But what does this mean and is it even important?
It is definitely important and it definitely matters but, like everything, it requires some more explanation.
Biotin interferes with thyroid lab tests in the following ways:
- It causes falsely HIGH free T3 and free T4 lab tests
- It causes falsely LOW TSH levels.
The image above contains thyroid lab tests from a patient both on and off biotin.
You can see that this patient’s TSH is as high as 2.0 uIU/ml off of biotin and as low as 0.08 uIU/ml when taking biotin.
You can also see the changes to both free T3 and free T4 levels which are all falsely elevated at the same time (I talk more about why this is an issue below).
But it’s very important to understand the difference between interference of your thyroid lab tests and actual changes in your thyroid function.
Biotin interferes with the lab test but has no negative impact on thyroid function itself.
This is important so I want to repeat it.
Biotin does NOT negatively alter your thyroid levels directly. It only makes the tests inaccurate and it makes it appear that there are changes to your thyroid levels.
I’ve noticed that some thyroid patients have suggested that other thyroid patients do not take biotin for this reason and I do not believe that this is the right way of looking at it.

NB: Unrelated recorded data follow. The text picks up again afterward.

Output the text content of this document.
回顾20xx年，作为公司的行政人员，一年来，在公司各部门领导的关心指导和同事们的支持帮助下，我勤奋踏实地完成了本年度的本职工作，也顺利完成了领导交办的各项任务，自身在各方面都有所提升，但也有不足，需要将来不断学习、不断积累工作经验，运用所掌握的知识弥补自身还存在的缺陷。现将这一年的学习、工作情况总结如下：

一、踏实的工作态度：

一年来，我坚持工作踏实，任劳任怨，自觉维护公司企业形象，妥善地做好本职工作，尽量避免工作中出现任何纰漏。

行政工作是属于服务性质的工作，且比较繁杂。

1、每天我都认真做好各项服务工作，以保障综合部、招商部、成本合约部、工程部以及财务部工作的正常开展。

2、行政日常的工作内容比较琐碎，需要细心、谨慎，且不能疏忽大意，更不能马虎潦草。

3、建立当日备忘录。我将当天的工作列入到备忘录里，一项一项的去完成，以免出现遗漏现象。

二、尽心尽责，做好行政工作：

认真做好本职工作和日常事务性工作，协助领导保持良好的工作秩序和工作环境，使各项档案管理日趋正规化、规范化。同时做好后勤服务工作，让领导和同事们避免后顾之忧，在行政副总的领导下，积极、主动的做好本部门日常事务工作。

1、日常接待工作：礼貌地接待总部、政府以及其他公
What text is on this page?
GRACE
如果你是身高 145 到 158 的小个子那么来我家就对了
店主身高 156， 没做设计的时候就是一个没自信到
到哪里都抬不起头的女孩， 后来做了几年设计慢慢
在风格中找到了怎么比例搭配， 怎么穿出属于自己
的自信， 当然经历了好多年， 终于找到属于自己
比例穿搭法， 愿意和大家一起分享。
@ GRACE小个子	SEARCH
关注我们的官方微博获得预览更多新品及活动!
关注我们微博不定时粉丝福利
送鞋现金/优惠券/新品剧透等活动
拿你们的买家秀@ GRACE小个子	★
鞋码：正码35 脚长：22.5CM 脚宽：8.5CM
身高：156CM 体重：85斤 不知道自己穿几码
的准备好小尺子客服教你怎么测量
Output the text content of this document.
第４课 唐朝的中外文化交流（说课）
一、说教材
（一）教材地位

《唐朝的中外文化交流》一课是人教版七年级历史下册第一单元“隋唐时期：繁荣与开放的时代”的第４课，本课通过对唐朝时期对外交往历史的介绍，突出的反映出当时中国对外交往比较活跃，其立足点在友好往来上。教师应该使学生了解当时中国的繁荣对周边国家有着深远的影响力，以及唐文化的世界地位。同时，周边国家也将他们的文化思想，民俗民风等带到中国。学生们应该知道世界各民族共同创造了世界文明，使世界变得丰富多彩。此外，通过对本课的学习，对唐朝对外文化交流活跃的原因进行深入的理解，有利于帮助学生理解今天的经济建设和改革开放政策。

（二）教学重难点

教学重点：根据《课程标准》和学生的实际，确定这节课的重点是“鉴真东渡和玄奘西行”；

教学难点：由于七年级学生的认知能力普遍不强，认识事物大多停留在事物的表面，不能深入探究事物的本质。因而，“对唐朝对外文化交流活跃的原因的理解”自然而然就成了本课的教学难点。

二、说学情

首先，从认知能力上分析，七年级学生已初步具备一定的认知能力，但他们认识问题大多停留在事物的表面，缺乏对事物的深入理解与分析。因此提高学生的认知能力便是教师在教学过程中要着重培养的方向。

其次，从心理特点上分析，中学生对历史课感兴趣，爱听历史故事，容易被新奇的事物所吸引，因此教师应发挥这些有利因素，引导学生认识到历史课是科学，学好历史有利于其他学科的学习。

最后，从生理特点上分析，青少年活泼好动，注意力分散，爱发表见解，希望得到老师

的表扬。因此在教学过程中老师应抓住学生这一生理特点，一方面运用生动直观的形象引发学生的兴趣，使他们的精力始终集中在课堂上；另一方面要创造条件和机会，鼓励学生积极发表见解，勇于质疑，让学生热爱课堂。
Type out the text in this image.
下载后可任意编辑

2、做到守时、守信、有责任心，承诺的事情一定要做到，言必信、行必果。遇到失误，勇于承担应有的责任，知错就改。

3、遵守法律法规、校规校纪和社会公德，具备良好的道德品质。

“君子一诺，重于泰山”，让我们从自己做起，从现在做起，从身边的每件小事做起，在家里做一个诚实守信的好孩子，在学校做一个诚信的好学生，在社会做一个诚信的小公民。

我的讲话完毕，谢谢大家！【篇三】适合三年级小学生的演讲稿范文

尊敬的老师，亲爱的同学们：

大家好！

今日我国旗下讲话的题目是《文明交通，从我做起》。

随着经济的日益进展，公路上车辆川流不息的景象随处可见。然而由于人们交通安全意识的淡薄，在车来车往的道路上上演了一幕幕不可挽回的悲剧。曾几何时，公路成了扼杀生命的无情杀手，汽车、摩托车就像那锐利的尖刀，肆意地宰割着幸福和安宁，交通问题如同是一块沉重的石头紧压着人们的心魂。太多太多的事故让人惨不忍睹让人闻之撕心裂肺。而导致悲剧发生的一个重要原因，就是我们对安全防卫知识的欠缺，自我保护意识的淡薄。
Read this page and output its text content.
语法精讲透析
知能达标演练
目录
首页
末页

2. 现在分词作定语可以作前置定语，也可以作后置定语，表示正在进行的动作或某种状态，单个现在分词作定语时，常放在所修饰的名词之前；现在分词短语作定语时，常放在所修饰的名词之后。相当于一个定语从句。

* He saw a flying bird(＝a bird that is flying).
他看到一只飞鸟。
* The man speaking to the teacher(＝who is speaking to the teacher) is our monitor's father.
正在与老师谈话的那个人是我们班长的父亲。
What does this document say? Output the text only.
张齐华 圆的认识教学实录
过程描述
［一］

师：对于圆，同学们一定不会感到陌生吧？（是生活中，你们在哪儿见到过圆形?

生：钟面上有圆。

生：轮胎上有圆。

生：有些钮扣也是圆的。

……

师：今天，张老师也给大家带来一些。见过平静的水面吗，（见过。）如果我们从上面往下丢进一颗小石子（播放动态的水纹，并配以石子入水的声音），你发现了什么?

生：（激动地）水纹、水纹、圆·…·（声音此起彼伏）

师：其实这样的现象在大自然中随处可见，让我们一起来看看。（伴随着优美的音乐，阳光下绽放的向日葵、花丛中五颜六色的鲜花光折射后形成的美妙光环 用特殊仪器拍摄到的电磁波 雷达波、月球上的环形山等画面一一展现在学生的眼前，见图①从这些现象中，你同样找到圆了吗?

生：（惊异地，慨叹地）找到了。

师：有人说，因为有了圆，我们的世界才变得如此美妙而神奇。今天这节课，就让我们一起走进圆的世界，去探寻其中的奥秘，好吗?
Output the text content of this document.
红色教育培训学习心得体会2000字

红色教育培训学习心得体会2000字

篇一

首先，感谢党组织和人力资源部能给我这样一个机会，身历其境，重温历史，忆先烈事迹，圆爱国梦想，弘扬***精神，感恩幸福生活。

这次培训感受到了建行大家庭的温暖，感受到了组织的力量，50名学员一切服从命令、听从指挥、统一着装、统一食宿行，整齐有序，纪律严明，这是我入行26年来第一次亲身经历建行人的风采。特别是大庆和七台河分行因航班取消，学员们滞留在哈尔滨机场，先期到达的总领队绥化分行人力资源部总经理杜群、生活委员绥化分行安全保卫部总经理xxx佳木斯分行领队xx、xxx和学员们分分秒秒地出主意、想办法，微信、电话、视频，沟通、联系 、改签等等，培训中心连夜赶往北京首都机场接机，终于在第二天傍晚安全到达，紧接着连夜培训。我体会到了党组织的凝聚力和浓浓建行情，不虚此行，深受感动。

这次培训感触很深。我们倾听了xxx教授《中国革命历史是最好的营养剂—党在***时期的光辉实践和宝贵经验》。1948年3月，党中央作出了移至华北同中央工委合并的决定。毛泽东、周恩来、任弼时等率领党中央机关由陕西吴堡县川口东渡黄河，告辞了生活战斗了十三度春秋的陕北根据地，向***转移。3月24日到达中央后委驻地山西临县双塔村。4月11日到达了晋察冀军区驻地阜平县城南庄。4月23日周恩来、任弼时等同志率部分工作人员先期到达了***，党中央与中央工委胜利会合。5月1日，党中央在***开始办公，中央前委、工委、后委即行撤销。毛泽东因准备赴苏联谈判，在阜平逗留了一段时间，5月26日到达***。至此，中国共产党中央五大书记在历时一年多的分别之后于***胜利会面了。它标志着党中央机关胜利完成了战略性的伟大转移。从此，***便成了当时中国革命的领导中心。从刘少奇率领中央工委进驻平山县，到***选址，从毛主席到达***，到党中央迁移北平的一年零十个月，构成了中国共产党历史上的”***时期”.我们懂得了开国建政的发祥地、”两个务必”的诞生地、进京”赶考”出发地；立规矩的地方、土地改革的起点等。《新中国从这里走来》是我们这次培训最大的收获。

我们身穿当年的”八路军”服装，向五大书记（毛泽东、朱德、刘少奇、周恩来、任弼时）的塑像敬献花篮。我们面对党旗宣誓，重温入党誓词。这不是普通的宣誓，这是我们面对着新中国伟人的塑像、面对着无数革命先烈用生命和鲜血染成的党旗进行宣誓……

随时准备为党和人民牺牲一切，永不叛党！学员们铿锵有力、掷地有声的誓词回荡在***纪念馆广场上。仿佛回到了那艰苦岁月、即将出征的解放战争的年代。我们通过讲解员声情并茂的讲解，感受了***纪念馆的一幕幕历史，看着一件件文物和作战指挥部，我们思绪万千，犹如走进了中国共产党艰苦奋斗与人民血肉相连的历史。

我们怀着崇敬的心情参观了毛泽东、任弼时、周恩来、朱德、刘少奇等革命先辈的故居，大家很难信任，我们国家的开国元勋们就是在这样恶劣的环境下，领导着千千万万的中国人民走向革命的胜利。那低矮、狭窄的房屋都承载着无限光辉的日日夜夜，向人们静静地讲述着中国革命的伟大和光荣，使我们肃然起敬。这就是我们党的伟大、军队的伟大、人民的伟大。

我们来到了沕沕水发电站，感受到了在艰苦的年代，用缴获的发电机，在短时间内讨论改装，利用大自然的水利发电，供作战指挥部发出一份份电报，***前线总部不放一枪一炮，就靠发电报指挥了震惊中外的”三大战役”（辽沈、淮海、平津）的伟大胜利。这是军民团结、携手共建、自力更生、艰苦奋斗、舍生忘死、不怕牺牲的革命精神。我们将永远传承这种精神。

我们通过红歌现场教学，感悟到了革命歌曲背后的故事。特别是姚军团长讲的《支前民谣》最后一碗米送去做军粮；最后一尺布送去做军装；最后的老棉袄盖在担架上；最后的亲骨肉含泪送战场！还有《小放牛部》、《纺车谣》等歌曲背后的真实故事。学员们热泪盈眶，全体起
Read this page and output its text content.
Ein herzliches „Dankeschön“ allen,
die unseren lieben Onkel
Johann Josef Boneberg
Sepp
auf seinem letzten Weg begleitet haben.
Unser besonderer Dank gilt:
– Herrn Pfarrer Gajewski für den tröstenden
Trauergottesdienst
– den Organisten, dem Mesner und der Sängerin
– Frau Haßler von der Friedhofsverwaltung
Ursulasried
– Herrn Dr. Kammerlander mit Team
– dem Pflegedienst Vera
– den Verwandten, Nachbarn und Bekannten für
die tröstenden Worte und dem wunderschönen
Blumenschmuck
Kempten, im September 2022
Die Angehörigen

I suspect that these people falsely believe that biotin is causing changes to their thyroid levels and not to the tests themselves.
They probably don’t understand that you can change your thyroid lab TESTS without actually changing the thyroid levels in your body.
Biotin does this exact thing by interfering with the testing assay that doctors use to test thyroid blood levels.
The problem is that many testing assays contain biotin-streptavidin (2) to capture thyroid hormones in your blood.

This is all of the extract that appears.